Monday, January 23, 2012

Quinoa with Pine Nuts & Sautéed Shallots

Quinoa is a healthy, grain-like superfood.  It is a complete protein, which is pretty cool, since it is a plant.  It's also full of vitamins, minerals, and our good friend fiber.  :)  Quinoa is really, really good for you.  The ancient Incas grew it, and to them it was a sacred grain; they called it "Mother of all grains".  You pronounce it "keen-wa" (thanks, Bob's Red Mill package!)  And, I can even buy it locally!
Quinoa is gaining both recognition and popularity these days.  It's even trendy.  But I was first introduced to this super grain about ten years ago, when my husband cooked it for me.  He makes a delicious sweet quinoa dish with cinnamon-sauteed apples, brown sugar, and quinoa.  It's great for breakfast.  He used to work at a natural foods store and learned about quinoa there.  After being introduced to it, I tried to cook it myself a few times, but I was never really pleased with the result.  For me, quinoa needs to be cooked in something flavorful, because by itself, I just don't love it.  When I saw this recipe recently, I had a "duh" moment; she uses chicken broth instead of just water.  (You could use veggie broth to vegan-ize this). 

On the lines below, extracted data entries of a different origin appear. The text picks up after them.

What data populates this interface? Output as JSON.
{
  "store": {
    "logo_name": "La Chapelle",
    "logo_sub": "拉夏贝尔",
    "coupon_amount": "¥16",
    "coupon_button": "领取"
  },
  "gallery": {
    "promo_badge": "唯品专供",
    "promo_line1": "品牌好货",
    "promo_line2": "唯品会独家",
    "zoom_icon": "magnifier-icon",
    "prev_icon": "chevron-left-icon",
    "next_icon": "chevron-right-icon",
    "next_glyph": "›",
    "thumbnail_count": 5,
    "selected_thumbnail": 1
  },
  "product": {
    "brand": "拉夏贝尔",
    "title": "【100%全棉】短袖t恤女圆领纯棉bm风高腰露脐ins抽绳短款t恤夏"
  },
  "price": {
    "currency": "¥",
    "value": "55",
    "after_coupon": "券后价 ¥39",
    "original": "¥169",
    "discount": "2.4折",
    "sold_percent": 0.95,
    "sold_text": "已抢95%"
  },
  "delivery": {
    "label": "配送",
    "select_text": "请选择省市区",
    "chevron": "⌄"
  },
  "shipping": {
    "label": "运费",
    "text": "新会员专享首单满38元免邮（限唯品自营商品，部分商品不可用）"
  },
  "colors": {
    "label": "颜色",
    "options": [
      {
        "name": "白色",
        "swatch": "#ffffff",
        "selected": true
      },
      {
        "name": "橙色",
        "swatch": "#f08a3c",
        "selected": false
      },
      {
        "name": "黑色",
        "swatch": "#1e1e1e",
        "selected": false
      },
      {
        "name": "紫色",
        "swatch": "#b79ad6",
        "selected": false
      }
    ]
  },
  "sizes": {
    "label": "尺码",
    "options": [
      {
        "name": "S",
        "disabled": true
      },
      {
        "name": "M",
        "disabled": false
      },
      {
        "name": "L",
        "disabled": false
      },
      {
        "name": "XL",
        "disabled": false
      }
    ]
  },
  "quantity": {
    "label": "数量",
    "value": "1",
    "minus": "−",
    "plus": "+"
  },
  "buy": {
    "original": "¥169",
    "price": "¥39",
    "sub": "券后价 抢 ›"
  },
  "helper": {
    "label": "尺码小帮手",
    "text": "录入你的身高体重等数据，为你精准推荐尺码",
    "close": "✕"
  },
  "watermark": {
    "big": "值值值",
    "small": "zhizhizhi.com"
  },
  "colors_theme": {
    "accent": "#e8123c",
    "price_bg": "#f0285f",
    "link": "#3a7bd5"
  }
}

I loved this dish- I used a good-quality chicken broth; it really matters here.  I also used shallots instead of boring ol' onions, and I let some of them get a bit crusty and brown while sautéeing.  They were almost the best part!  :)  Actually, my husband and I loved the shallots so much that we ate them all, so for the leftovers, I had to sautée some more.  We had this last week and I'm already wanting to make it again, sometime soon.

Note:  This recipe calls for Quinoa to be rinsed before cooking.  This is to remove a bitter substance naturally found on quinoa.  However, certain brands come ready-to-cook with no rinsing required.  The brand I used, Bob's Red Mill Organic Quinoa, does not need to be rinsed.  Check your package.
Quinoa with Pine Nuts & Sautéed Shallots
adapted from Ellie Krieger of the Food Network

2 cups low-sodium chicken or veggie broth
1 cup quinoa, rinsed (if package states to)
1/4 cup pine nuts
1 tablespoon olive oil
2-4 shallots, thinly sliced
1/3 cup chopped fresh parsley leaves, optional
Salt and pepper

1.  In a medium sized saucepan, bring the broth to a boil.  Add the quinoa and reduce heat to a simmer.  Cover and cook for 15 to 20 minutes, until liquid is absorbed and grain is tender.

2.  Meanwhile, toast the pine nuts in a small dry skillet over medium heat until golden brown and fragrant, about 2 minutes, stirring frequently. (Do not walk away from these!)  Remove nuts from pan and set aside. Heat the oil in the same skillet over a medium heat. Add the shallots and cook, stirring occasionally, until the onions soften and begin to brown, about 6 minutes.  (Shallots may crisp up instead of softening- either way is delicious). 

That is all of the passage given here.